Introduce CompositeDistributedSynchronizationHandle (implements IDistributedSynchronizationHandle) that wraps multiple handles and links their HandleLostTokens into a single CancellationTokenSource.
Makes sense. This should be an internal type in DistributedLockProvider.Core.
In GenerateProviders, add two new methods on IDistributedLockProvider
I'd forgotten that the extensions methods are auto-generated. However, this actually works nicely because we'd like to support versions of this method for the other sync primitives too:
- (Try)AcquireAllReadLocksAsync
- (Try)AcquireAllWriteLocksAsync
- (Try)AcquireAllUpgradeableReadLocksAsync
- (Try)AcquireAllSemaphoresAsync
We'd also like to have synchronous versions alongside the async versions (use the SyncViaAsync system to achieve this). This works nicely with how GenerateProviders is structured since we're basically creating an All version for each Acquire method and it is already set up to operate on each Acquire method.

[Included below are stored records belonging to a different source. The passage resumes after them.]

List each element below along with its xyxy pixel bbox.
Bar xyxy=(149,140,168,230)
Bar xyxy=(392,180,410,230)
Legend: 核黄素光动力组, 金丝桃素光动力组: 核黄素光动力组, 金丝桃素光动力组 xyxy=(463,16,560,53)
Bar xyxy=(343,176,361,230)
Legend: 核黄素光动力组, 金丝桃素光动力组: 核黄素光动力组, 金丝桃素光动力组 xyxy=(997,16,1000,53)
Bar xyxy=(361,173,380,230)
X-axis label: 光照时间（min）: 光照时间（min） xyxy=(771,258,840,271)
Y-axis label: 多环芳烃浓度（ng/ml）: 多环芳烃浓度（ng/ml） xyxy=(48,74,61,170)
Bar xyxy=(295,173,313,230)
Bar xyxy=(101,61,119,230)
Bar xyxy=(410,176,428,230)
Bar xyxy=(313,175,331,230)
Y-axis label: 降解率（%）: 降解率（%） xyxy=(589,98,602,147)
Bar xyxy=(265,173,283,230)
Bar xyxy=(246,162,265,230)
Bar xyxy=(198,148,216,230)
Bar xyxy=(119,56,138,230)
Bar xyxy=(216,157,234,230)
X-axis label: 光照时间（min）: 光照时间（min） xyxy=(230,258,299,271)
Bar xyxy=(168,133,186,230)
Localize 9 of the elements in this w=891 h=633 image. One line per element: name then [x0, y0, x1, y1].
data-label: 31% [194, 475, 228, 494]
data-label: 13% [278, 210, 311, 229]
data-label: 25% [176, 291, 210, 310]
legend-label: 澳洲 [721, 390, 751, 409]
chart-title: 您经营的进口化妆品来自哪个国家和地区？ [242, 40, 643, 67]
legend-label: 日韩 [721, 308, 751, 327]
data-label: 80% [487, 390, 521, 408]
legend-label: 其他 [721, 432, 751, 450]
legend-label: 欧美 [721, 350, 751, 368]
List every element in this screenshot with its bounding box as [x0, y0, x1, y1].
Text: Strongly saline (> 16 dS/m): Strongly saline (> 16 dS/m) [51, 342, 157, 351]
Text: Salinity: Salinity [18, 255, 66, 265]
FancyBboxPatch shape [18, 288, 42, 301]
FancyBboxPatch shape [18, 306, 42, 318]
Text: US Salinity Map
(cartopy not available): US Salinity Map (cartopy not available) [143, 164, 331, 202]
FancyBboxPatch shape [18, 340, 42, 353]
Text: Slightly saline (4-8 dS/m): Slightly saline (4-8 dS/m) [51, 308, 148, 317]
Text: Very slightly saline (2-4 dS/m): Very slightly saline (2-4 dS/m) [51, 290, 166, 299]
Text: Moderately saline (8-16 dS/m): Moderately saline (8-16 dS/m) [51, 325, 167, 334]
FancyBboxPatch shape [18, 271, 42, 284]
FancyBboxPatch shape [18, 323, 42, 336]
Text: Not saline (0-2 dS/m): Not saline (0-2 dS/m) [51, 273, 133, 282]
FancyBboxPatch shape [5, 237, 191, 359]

My only hesitation is that these new methods are noticeably longer than the existing single-lock helpers
This is a good callout. Luckily, I think we can factor out all of the logic into a single internal helper method, perhaps on CompositeDistributedSynchronizationHandle:
internal sealed class CompositeDistributedSynchronizationHandle
{
...
public static ValueTask<IDistributedSynchronizationHandle> TryAcquireAllAsync<TProvider>(
TProvider provider,
Func<TProvider, string, TimeSpan, CancellationToken, ValueTask<IDistributedSynchronizationHandle>> acquireAsync,
IReadOnlyList<string> names,
TimeSpan timeout,
CancellationToken cancellationToken)
{
// common impl here
}
}
This way, TryAcquireAllLocks can be implemented as:
public static TryAcquireAllLocksAsync(this IDistributedLockProvider @this, IReadOnlyList<string> names, TimeSpan timeout = default, CancellationToken cancellationToken = default) =>
CompositeDistributedSynchronizationHandle.TryAcquireAllAsync(
@this,
static (p, n, t, c) => p.TryAcquireLockAsync(n, t, c),
names,
timeout,
cancellationToken);
This minimizes the amount of logic in the generated code. Does that make sense?
@madelson That all makes sense. The only concern left for me is the IDistributedSemaphore and IDistributedUpgradeableReaderWriterLock helper implementations since they have different method signatures than others:
IDistributedSemaphorehelpers take an extraint maxCountparam.IDistributedUpgradeableReaderWriterLockhelpers returnIDistributedLockUpgradeableHandleinstead ofIDistributedSynchronizationHandle.
@moeen sorry I missed your previous message.
I think you’re correct regarding semaphore.
However, for upgrade operations we can’t offer composites since there’s no downgrade. E.g. if you have 2 upgradable handles and you upgrade the first but fail to upgrade the second, there’s no way to go back and downgrade the first. Does that make sense?